Nifty 50 week 11 analysis: death cross confirms ongoing downtrend

Nifty 50 weekly analysis covering market trend, technical levels, sector performance and FII–DII data for Indian stock market (16th March to 20th March, 2026)


 

Nifty50

Week High

Week Low

Market structure

Range

23862

22930

LHLL

932


Nifty 50

Start

End

Return (%)

23151

23115

-0.16

Indian equity markets continued to remain under pressure in Week 11, extending the ongoing downtrend. The index formed its 5th consecutive Lower High–Lower Low (LHLL) structure, highlighting persistent bearish control despite a relatively flat weekly return.

Nifty 50 Technical Analysis (Weekly View)

Moving Averages:

Wk

Current

50 DMA

200 DMA

8

25075

25695

25383

The index continues to trade significantly below both key moving averages of 50 and 200 DMA, reinforcing bearish sentiment. More importantly, Nifty 50 has formed a death cross on weekly basis where 50 DMA (25075) has crossed below 200 DMA (25383). A Death Cross is a major bearish signal in technical analysis indicating Short-term trend (50 DMA) turns weaker than long-term trend (200 DMA). Death Cross usually leads to extended consolidation or deeper downside before base formation.

Pivot level:

Pivot level (classical)

Resistance 1

23562

Pivot (23176)

Support 1

23007

Resistance 2

23453

Support 2

22898

Resistance 3

23284

Support 3

22729

The index closed just below the pivot (23176), indicating continued bearish bias.

Indicators:

RSI: 32

RSI is in near oversold territory indicating weak momentum but potential for short-term bounce.

MACD: -601  Signal : -21)

MACD remains deeply negative, confirming ongoing bearish momentum despite slight stabilization in price.

India Vix : 22.8

Volatility remains elevated, reflecting uncertainty and cautious market sentiment.

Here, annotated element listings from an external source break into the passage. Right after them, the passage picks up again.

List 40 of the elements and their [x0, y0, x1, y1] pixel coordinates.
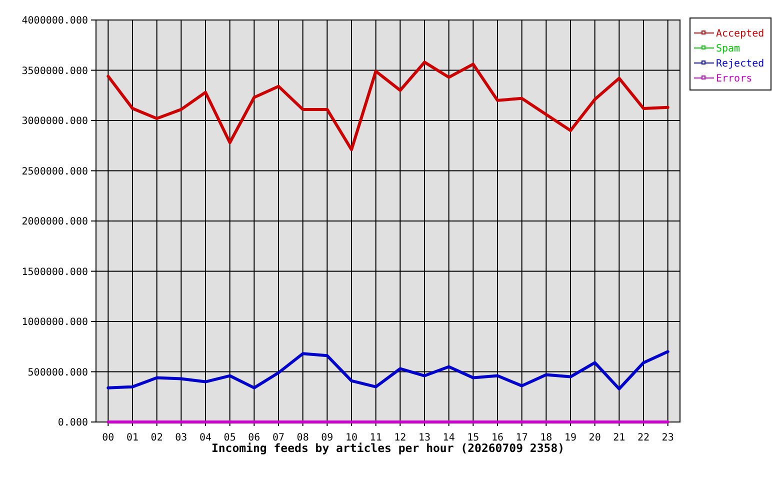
- x-tick-label: 18: [540, 432, 552, 444]
- x-tick-label: 09: [321, 432, 334, 444]
- y-tick-label: 3500000.000: [22, 66, 88, 77]
- x-tick-label: 08: [296, 432, 309, 444]
- y-tick-label: 1000000.000: [22, 317, 88, 328]
- legend-label: Spam: [716, 44, 740, 54]
- x-tick-label: 12: [394, 432, 406, 444]
- line-series: [106, 60, 670, 152]
- y-tick-label: 2500000.000: [22, 166, 88, 178]
- x-tick-label: 00: [102, 432, 114, 444]
- x-tick-label: 10: [345, 432, 358, 444]
- y-tick-label: 500000.000: [28, 367, 88, 378]
- y-tick-label: 4000000.000: [22, 16, 88, 26]
- x-tick-label: 15: [467, 432, 480, 444]
- x-tick-label: 19: [564, 432, 577, 444]
- x-tick-label: 23: [662, 432, 674, 444]
- y-tick-label: 3000000.000: [22, 116, 88, 127]
- y-tick-label: 0.000: [58, 418, 88, 428]
- x-tick-label: 06: [248, 432, 260, 444]
- x-tick-label: 11: [370, 432, 382, 444]
- x-tick-label: 20: [588, 432, 601, 444]
- x-tick-label: 03: [175, 432, 188, 444]
- y-tick-label: 2000000.000: [22, 216, 88, 228]
- legend-label: Accepted: [716, 28, 764, 40]
- x-tick-label: 04: [199, 432, 212, 444]
- x-tick-label: 07: [272, 432, 285, 444]
- legend-label: Rejected: [716, 58, 764, 70]
- x-tick-label: 17: [516, 432, 528, 444]
- x-tick-label: 13: [418, 432, 431, 444]
- line-series: [106, 350, 670, 390]
- x-tick-label: 02: [150, 432, 163, 444]
- x-axis-title: Incoming feeds by articles per hour (20260709 2358): [211, 441, 565, 455]
- x-tick-label: 01: [126, 432, 139, 444]
- x-tick-label: 22: [637, 432, 650, 444]
- x-tick-label: 05: [224, 432, 236, 444]
- x-tick-label: 21: [613, 432, 626, 444]
- y-tick-label: 1500000.000: [22, 266, 88, 278]
- x-tick-label: 14: [442, 432, 455, 444]
- x-tick-label: 16: [491, 432, 504, 444]
- legend-label: Errors: [716, 74, 752, 84]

Sector Performance (Weekly)

Despite a flat weekly return, internal rotation remained active with defensive sectors showing relative strength and cyclical sectors continuing to lag.

Top Performing Sectors:

FMCG continued defensive outperformance with srong domestic demand visibility

Pharma showed stability amid market weakness with export-oriented resilience

IT gave relative outperformance despite weak trend, supported by near-100 Dollar Index

Underperforming sectors:

Continued FII selling in banking heavyweights was key drag on financial services performance

Global uncertainty along with commodity volatility led to selling in Metals.

Realty which is sensitive to liquidity and rate outlook, showed high-beta correction.

Top gainers of Nifty 50:

HUL, ITC, Sun Pharma, Infosys

Top losers of Nifty 50:

HDFC, Tata Steel, Adani Enterprise, Indusind Bank

FII–DII Activity:

Net purchase/Sell (crore)

FII

DII

-29897.67

30641.90

FII selling continues, though slightly reduced compared to Week 10 value of -35,052.03 cr. DII buying remains strong, providing crucial support to the market. The market is currently domestic liquidity-driven, with DIIs absorbing foreign outflows.

Global Factors:

Brent Crude (106.77 USD)

Dollar Index (99.5)

Brent Crude rose further to $106.77, maintaining elevated levels after the spike to $119.5 amid the US–Israel–Iran conflict. High crude prices continue to pose risks to inflation and corporate margins.

Domestic Macro:

CPI inflation: 3.1%

Forex reserves: $709.76 billion

For the month of February, CPI is at 3.1% which remains within RBI comfort range.

The forex reserves have declined from $716.81 billion to $709.76 billion. It Indicates continued external pressure and possible currency stabilization efforts.

Week 11 reflects a classic bearish continuation phase with signs of stabilization. Despite weak structure, the flat weekly return suggests selling pressure may be gradually exhausting. The market is nearing oversold conditions, increasing the probability of a relief rally. It is important to avoid aggressive longs and watch out for reversal signals like HHHL formation. A decisive move above resistance or breakdown below support will determine the next directional trend.